The f1-score tells us the balance between precision and recall, which is the model’s accuracy. We have already checked the accuracy score with the cross-validation above. An f1-score reaches its best value at 1 and worst score at 0. Model 1 had an f1-score of 0.71, while Model 2 had an f1-score of 0.79.
The support number is the number of occurrences of each class in y_true (in this case, y). The full dataset was used for both models since the data was trained and tested using cross-validation in both models.
Interpreting the Confusion Matrix:
The confusion matrix tells us the actual numbers, or layout, for true positives (predicted as survived and actually survived), false positives (predicted as survived but did not actually survive), true negatives (predicted as non-survivor and actually died), and false negatives (predicted as non-survivor but did not actually die) that were predicted by the model. These numbers are the ones used to calculate precision and recall (and subsequently, f1-score/accuracy and support numbers).

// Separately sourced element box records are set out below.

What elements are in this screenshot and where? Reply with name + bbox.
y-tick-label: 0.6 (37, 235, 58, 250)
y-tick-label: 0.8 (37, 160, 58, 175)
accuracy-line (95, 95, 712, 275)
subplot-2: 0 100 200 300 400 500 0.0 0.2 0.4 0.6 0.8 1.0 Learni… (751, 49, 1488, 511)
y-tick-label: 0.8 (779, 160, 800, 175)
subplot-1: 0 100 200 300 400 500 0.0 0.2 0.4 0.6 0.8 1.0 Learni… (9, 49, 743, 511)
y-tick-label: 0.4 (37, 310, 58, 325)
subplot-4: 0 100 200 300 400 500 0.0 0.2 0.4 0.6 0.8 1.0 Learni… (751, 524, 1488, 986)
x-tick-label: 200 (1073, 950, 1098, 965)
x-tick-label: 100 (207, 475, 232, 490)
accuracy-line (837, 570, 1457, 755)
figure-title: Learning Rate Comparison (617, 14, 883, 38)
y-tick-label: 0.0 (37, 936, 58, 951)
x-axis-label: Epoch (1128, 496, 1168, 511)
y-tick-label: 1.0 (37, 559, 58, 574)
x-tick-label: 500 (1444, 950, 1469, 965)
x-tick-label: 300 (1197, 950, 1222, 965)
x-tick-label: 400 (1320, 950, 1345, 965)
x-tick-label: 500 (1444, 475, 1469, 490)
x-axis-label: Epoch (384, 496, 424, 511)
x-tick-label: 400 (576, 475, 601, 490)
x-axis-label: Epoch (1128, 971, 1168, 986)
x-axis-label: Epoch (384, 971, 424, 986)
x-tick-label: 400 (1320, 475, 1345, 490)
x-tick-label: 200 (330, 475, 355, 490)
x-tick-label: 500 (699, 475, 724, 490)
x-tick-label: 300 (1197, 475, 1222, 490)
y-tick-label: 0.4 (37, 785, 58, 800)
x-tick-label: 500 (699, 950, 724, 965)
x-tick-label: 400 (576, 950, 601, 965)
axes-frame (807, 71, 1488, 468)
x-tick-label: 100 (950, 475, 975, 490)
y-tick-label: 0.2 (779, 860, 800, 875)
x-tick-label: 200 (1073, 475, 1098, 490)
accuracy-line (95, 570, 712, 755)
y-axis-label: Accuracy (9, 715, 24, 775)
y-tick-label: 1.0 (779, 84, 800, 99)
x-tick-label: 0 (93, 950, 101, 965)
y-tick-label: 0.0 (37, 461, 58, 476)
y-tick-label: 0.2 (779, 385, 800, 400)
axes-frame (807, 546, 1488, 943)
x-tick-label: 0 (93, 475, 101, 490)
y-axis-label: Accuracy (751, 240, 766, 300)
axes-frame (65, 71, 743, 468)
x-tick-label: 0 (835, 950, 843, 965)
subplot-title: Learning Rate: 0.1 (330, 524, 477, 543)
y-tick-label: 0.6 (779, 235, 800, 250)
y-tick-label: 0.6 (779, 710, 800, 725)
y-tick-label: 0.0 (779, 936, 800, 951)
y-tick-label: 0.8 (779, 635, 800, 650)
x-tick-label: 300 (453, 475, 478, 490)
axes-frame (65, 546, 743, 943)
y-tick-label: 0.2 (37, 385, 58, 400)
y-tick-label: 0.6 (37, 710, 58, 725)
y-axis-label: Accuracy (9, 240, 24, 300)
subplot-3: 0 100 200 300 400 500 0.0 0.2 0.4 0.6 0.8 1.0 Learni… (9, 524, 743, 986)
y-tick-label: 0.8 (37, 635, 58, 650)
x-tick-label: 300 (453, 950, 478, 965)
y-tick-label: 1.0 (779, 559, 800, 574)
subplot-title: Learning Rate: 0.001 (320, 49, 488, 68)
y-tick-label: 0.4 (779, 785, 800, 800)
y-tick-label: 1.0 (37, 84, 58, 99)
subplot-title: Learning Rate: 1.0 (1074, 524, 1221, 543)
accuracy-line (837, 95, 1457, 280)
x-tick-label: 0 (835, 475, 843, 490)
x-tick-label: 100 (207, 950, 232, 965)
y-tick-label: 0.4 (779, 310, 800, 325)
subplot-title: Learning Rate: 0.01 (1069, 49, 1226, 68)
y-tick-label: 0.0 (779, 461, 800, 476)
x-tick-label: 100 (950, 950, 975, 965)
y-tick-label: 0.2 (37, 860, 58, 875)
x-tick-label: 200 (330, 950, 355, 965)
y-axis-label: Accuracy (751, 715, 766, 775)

Interpreting ROC curve and AUC of model:
ROC (Receiver Operating Characteristic) curve visualizes the performance of a binary classifier model, like the model in this analysis. It is a plot of the True Positive Rate on the y-axis (aka recall ==> TPR = TP/(TP + FN), versus the False Positive Rate on the x-axis (FPR = FP/(FP + TN) for every possible classification threshold. The threshold determines the weight of sensitivity (recall) and specificity, and default is usually 50% for each (equally weighted). The AUC metric, or area under the curve, of the ROC curve is the accuracy of the model. It is the performance score, or overall measure of fit, of the model at the set threshold. Both ROC curves for Model 1 and Model 2 have a sharp elbow, which indicates a clear separation of survivors and non-survivors predicted. This may be how I went about training and testing the data, and validating the models. Will need to look into this further. The AUC, or accuracy, for Model 2 was better than that of Model 1 (0.83 > 0.77).
Conclusion
The best classification model was a GridSearched kNN model with the following parameters:
knn_model = KNeighborsClassifier(algorithm =’auto’, leaf_size = 30, metric = ‘minkowski’, metric_params = None, n_jobs= 1, n_neighbors = 5, p = 2, weights = ‘uniform’)
The report concludes that likelihood of survival of passengers of the Titanic can be accurately predicted with properly prepped data and a kNN classifier. Titanic passengers who were female, from passenger class 1, and part of a small (1 - 3 relations) family.
Recommendations
It is recommended that future analysis include the feature of cabin number (which is probably a proxy for likely location on the Titanic, which may be an important feature considering survival). Furthermore, future analysis should address, or at least discuss, the issue presented in the Sibling/Spouse and Parent/Child varaibles. There is no way to seperate the sibling relations from the spouse count and parent count from children count. This may impact the importance of these features in the model.
More importance (or less) may be drawn out from continuous features (such as age and fare) if bucketed/transformed to categorical variables. However, passenger class seems to serve as decent proxy for fare. Perhaps future models that are explored should exclude the fare variable.